São questões que poderiam ter sido tratadas durante o evento. A performance brasileira, seja a artística ou a cultural, tem se expandido. A despeito de um encontro panamericano, os desafios dela, suas dificuldades, seus temas não foram muito debatidos. Mas alguns dos seus representantes se apresentaram e puderam assistir e ouvir colegas. Outros performers compareceram apenas como público. Essa experiência, que o encontro proporciona, de troca de sentir e refletir o que é próprio de si, o que é do outro e, assim como as colagens visuais que o Pocha Nostra (grupo de performance do México), apresentou no SESC Vila Mariana, no dia 15/01, o que pode surgir das hibridizações dos dois (ou mais) lados desafiam a todos os americanos.

Na performance Corpo Insurrecto: Ações psicomágicas para um mundo estragado, eles mostraram que as identificações visuais e comportamentais (entre outras) ligadas ao ‘eu’ e o ‘outro’ estão borradas.

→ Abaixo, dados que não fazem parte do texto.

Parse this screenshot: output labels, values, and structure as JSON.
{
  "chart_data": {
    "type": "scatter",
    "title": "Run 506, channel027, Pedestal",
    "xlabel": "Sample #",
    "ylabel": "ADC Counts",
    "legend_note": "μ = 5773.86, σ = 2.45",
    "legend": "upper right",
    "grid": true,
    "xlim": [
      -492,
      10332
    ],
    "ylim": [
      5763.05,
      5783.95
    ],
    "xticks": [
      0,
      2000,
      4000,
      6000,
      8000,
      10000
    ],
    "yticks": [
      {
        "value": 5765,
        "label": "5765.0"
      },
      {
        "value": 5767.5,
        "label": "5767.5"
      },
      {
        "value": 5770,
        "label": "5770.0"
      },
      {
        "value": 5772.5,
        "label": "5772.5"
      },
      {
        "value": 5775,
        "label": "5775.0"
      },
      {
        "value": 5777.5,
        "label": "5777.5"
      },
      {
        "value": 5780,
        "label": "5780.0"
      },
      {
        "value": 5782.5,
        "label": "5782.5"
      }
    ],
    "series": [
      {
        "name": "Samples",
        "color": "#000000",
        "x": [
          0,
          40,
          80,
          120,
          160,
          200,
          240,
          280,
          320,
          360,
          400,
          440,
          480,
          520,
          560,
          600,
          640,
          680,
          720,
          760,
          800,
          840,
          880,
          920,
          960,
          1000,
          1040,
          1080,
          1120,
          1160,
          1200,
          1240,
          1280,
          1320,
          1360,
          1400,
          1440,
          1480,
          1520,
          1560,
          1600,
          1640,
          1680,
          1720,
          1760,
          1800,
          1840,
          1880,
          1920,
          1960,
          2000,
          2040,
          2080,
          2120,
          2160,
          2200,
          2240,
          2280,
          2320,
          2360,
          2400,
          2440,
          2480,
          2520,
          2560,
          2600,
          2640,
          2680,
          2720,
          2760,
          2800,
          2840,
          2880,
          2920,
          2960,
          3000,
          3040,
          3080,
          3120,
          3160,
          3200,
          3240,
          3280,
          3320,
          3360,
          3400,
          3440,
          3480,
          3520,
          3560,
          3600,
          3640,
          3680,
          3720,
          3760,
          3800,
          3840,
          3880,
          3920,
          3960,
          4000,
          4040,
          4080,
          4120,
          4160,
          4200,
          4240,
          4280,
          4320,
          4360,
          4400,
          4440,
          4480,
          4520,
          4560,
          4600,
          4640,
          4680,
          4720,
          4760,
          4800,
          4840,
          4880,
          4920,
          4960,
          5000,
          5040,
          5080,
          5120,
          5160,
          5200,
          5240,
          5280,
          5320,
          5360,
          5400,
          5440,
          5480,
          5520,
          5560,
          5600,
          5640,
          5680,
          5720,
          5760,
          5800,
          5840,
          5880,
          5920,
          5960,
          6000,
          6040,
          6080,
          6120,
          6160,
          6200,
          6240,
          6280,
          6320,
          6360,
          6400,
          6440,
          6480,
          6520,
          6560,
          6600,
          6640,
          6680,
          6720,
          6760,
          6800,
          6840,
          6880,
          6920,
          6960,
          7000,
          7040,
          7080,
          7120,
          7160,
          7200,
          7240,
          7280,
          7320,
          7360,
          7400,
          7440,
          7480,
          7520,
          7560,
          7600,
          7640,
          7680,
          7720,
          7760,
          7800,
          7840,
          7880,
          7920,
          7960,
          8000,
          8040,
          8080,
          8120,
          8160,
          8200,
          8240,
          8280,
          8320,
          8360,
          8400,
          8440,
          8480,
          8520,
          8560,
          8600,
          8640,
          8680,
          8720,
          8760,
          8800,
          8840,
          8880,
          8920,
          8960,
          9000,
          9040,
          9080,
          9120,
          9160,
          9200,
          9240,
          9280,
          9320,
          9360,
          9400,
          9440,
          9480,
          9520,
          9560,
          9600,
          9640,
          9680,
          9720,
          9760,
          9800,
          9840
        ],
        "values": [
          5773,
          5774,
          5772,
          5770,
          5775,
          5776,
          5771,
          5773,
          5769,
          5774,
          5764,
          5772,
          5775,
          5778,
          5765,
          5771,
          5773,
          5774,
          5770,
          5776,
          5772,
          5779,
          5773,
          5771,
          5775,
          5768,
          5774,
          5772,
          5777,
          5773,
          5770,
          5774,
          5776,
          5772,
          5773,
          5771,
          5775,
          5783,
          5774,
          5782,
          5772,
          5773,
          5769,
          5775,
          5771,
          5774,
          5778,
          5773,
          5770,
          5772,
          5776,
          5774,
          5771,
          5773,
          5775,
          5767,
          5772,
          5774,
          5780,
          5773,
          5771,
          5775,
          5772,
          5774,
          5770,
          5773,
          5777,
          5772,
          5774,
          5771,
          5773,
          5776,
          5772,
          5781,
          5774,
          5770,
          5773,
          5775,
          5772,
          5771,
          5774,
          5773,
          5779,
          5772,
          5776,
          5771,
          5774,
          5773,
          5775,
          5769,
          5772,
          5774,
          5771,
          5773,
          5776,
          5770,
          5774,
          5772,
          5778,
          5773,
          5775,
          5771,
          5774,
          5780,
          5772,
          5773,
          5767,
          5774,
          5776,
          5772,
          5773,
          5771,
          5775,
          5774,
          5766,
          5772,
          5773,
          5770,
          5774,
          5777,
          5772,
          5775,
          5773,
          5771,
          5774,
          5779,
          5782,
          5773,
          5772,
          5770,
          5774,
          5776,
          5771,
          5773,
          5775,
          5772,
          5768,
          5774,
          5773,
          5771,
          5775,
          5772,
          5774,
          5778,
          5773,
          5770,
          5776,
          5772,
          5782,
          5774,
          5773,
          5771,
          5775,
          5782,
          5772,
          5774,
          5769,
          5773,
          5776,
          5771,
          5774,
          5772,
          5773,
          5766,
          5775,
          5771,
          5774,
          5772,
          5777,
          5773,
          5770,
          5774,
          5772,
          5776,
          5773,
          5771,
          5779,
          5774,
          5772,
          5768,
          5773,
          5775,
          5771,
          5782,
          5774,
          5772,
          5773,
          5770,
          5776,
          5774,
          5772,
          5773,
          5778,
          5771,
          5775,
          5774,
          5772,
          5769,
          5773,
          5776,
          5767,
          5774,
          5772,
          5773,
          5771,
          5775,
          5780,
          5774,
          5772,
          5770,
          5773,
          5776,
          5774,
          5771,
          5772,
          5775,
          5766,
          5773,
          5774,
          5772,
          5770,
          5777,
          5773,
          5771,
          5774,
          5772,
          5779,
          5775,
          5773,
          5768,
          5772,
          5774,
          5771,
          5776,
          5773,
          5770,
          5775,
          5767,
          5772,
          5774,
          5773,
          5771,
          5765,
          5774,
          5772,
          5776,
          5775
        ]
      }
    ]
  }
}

Por isso, muitas vezes, não justificam sua utilidade. As inquietações com o corpo nesse mundo puderam encontrar posições militantes e formas e modos de apresentações para fomentar a contaminação da ideia e noção de que a performance é um fazer compartilhado por muitos. Percebe-se que é um fazer/dizer que deseja afetar esse mundo com crítica e sensibilidade social. É para cutucar e, por vezes, arregaçar a ferida. Podendo-se formar, parafraseando Chico Buarque, flor com a ferida aberta.

Apesar de ela ser colocada em umas armadilhas, presenciar essa arte, que muitas vezes nega veementemente a mesmice e o cinismo, pode instaurar dúvidas e testemunhar que o comportamento do corpo pode ter muitos deslocamentos culturais e comportamentais. Essa variedade de possibilidades e suas projeções são indispensáveis para a convivência e sustentabilidade social. São os novos entendimentos, ricos de sua contemporaneidade, que dinamizam a busca e elaboração por novas regras e cancelam algumas das velhas. Os realizadores do 8º Instituto mostram-se ocupados com a cultura ao produzir e curar um evento permeado por estéticas sem reconhecimento massivo e que são intensamente carregadas de signos dos problemas e críticas dos seus locais de origem. Um evento que é um jeito de pensar e agir sensível e provocativo às encruzilhadas das culturas e suas emergências sociais.

*Arthur Moreau é bacharel em Comunicação das Artes do Corpo, da PUC-SP, e estudante de Filosofia da USP.